The hostile welcome is reinforced by Scally (Julian McMahon), the charismatic leader of the “Bay Boys”. He spouts Manosphere nonsense such as “you have to feel worthless before you are priceless” and reigns with the man-up school of bullying being sold to our young men online.
Irish director Lorcan Finnegan’s (Vivarium) fabulous opening titles hark back to European films of the 1960s and 70s, with a glorious soundtrack that evokes old-world Italian gialli. This out-of-step style enhances the tonal disconnect between Cage’s modern protagonist – an American returning to his Australian hometown to settle closer to his son – with the unravelling of his sunburnt sanity.
As the Surfer tries and fails to raise his loan, find his phone, start his car, retain various possessions, he suffers fleeting … hallucinations?
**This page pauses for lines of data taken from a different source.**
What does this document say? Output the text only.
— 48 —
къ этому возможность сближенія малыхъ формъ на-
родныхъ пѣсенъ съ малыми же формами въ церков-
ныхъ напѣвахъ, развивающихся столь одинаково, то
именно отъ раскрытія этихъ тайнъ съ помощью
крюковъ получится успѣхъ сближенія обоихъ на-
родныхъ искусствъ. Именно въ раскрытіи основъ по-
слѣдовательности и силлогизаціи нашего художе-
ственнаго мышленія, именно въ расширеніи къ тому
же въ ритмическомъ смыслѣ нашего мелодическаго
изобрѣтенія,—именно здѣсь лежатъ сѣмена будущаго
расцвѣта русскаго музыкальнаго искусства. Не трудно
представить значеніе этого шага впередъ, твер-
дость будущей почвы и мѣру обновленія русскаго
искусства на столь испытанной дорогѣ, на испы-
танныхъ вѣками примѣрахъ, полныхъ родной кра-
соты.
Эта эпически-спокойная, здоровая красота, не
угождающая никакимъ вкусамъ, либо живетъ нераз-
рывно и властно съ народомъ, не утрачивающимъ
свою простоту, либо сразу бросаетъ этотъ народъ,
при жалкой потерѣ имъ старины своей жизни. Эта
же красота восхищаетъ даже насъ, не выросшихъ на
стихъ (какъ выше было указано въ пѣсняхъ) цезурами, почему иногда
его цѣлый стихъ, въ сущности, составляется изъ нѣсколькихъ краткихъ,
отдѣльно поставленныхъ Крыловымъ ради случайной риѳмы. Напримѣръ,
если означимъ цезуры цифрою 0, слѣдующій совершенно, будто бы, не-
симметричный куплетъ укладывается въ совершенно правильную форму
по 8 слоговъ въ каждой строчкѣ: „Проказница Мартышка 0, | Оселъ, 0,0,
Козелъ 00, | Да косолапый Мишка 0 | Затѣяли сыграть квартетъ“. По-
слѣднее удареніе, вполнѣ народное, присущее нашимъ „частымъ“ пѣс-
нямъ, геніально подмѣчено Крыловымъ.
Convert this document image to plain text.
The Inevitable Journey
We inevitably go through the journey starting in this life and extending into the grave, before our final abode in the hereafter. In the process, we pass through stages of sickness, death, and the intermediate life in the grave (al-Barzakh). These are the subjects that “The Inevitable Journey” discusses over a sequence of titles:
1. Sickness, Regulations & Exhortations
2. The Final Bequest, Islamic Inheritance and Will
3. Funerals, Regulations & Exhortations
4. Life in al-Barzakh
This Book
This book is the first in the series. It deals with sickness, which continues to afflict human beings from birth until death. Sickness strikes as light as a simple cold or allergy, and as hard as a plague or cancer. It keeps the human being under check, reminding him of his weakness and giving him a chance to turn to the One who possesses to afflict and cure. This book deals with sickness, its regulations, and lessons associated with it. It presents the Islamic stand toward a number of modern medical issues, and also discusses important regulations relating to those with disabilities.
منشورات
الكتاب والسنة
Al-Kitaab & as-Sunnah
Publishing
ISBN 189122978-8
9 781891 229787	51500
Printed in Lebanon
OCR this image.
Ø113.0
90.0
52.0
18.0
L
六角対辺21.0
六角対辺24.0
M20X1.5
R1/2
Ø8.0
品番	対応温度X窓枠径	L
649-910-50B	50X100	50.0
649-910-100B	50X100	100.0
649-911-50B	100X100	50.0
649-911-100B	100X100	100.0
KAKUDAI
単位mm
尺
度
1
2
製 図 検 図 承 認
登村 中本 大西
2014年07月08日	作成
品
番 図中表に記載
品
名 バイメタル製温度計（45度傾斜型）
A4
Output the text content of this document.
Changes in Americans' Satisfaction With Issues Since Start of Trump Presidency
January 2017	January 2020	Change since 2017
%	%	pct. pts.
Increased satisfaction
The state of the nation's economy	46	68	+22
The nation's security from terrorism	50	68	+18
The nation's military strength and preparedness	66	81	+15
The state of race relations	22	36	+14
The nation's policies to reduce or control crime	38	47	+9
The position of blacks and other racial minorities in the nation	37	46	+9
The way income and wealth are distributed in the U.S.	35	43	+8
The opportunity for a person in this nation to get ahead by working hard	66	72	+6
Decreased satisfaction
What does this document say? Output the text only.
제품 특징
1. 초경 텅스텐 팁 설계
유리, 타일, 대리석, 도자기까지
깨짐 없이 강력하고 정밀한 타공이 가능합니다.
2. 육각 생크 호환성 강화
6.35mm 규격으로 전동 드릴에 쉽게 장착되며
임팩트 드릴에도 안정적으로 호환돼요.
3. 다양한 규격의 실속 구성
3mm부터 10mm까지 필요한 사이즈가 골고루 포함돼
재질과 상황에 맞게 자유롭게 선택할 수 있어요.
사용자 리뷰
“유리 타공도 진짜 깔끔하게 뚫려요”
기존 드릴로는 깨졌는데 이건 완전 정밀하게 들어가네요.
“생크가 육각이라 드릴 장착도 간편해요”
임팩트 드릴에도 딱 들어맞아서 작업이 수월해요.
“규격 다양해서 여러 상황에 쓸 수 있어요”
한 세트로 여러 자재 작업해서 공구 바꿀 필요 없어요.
Flashbacks? Imaginings? We are kept (as is he) confused but committed as tensions grow.
Finnegan does well, helped of course by Cage’s assured performance, to tighten knots in stomachs. No need for darkness or shadows – this psychological thriller is cleverly set almost entirely in the scorching Western Australian sunshine. The plot turns relentlessly unnerving as the Surfer is gaslit, assaulted and abused.
This makes the maddening mystery of the man’s predicament all the more sinister, saying insanity can get to you anywhere. While it’s hard to pin down what the heck is going on, Cage’s desperate performance is still intoxicating – hugely sympathetic and desperately sad. And it’s a scorcher of a story.